6 comments

  • tombert 23 minutes ago

    The DEC stuff feels like a foreign country to me.

    Most of the world is powered by Unix (and its clones/derivatives), at least in the infrastructure space, with a small percent still running Windows Server for some masochistic reason. Outside of playing with OpenVMS exactly one time with qemu (purely because I kind of liked their goofy shark logo [1]), I've never used anything from DEC, but throughout the 80s my understanding is that DEC was a force to be reckoned with.

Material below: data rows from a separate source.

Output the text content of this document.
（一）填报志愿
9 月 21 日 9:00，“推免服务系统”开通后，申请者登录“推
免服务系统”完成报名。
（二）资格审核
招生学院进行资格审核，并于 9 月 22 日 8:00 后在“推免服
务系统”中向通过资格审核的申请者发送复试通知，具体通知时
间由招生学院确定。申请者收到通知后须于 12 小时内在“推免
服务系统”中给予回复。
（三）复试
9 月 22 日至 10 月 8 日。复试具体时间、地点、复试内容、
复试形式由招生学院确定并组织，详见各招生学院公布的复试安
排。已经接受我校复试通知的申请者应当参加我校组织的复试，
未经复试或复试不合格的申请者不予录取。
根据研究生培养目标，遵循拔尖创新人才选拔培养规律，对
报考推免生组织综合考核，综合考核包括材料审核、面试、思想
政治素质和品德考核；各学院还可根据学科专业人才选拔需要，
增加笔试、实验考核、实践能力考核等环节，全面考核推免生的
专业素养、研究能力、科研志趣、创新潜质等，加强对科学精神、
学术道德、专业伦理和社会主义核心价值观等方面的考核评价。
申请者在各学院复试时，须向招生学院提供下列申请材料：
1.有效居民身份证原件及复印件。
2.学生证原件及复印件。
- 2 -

I think there was probably more diversity in operating systems back then.

    The DEC stuff was huge for a period of time, and I feel like there's an alternate universe where VMS and VAX stayed the standard, and Unix is the footnote. I'm not sure that universe would be better, there's probably a reason that Unix won overall, but it's not like DEC and VAX were tiny things.

    [1] https://upload.wikimedia.org/wikipedia/commons/7/72/Dec-vms-...

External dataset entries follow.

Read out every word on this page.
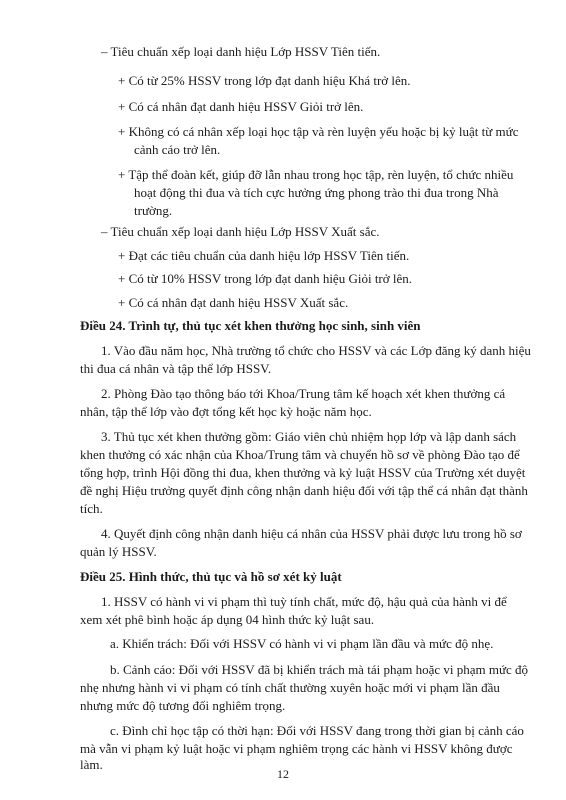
– Tiêu chuẩn xếp loại danh hiệu Lớp HSSV Tiên tiến.
+ Có từ 25% HSSV trong lớp đạt danh hiệu Khá trở lên.
+ Có cá nhân đạt danh hiệu HSSV Giỏi trở lên.
+ Không có cá nhân xếp loại học tập và rèn luyện yếu hoặc bị kỷ luật từ mức
cảnh cáo trở lên.
+ Tập thể đoàn kết, giúp đỡ lẫn nhau trong học tập, rèn luyện, tổ chức nhiều
hoạt động thi đua và tích cực hưởng ứng phong trào thi đua trong Nhà
trường.
– Tiêu chuẩn xếp loại danh hiệu Lớp HSSV Xuất sắc.
+ Đạt các tiêu chuẩn của danh hiệu lớp HSSV Tiên tiến.
+ Có từ 10% HSSV trong lớp đạt danh hiệu Giỏi trở lên.
+ Có cá nhân đạt danh hiệu HSSV Xuất sắc.
Điều 24. Trình tự, thủ tục xét khen thưởng học sinh, sinh viên
1. Vào đầu năm học, Nhà trường tổ chức cho HSSV và các Lớp đăng ký danh hiệu
thi đua cá nhân và tập thể lớp HSSV.
2. Phòng Đào tạo thông báo tới Khoa/Trung tâm kế hoạch xét khen thưởng cá
nhân, tập thể lớp vào đợt tổng kết học kỳ hoặc năm học.
3. Thủ tục xét khen thưởng gồm: Giáo viên chủ nhiệm họp lớp và lập danh sách
khen thưởng có xác nhận của Khoa/Trung tâm và chuyển hồ sơ về phòng Đào tạo để
tổng hợp, trình Hội đồng thi đua, khen thưởng và kỷ luật HSSV của Trường xét duyệt
đề nghị Hiệu trưởng quyết định công nhận danh hiệu đối với tập thể cá nhân đạt thành
tích.
4. Quyết định công nhận danh hiệu cá nhân của HSSV phải được lưu trong hồ sơ
quản lý HSSV.
Điều 25. Hình thức, thủ tục và hồ sơ xét kỷ luật
1. HSSV có hành vi vi phạm thì tuỳ tính chất, mức độ, hậu quả của hành vi để
xem xét phê bình hoặc áp dụng 04 hình thức kỷ luật sau.
a. Khiển trách: Đối với HSSV có hành vi vi phạm lần đầu và mức độ nhẹ.
b. Cảnh cáo: Đối với HSSV đã bị khiển trách mà tái phạm hoặc vi phạm mức độ
nhẹ nhưng hành vi vi phạm có tính chất thường xuyên hoặc mới vi phạm lần đầu
nhưng mức độ tương đối nghiêm trọng.
c. Đình chỉ học tập có thời hạn: Đối với HSSV đang trong thời gian bị cảnh cáo
mà vẫn vi phạm kỷ luật hoặc vi phạm nghiêm trọng các hành vi HSSV không được
làm.
12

    • voidfunc 17 minutes ago

      Think of Windows NT as the spiritual successor of VMS and it never really went away.

      Sort of like if Plan 9 had succeeded Unix.

      • tombert 7 minutes ago

        Interesting, I hadn't thought of it that way; I didn't realize that NT shared ancestry with VMS.

    • commandersaki 18 minutes ago

      Outside of computing proper, DEC had a massive influence on networking too.

  • intrasight 23 minutes ago

    Flashback to DEC VT-100s in the CMU graduate student terminal room.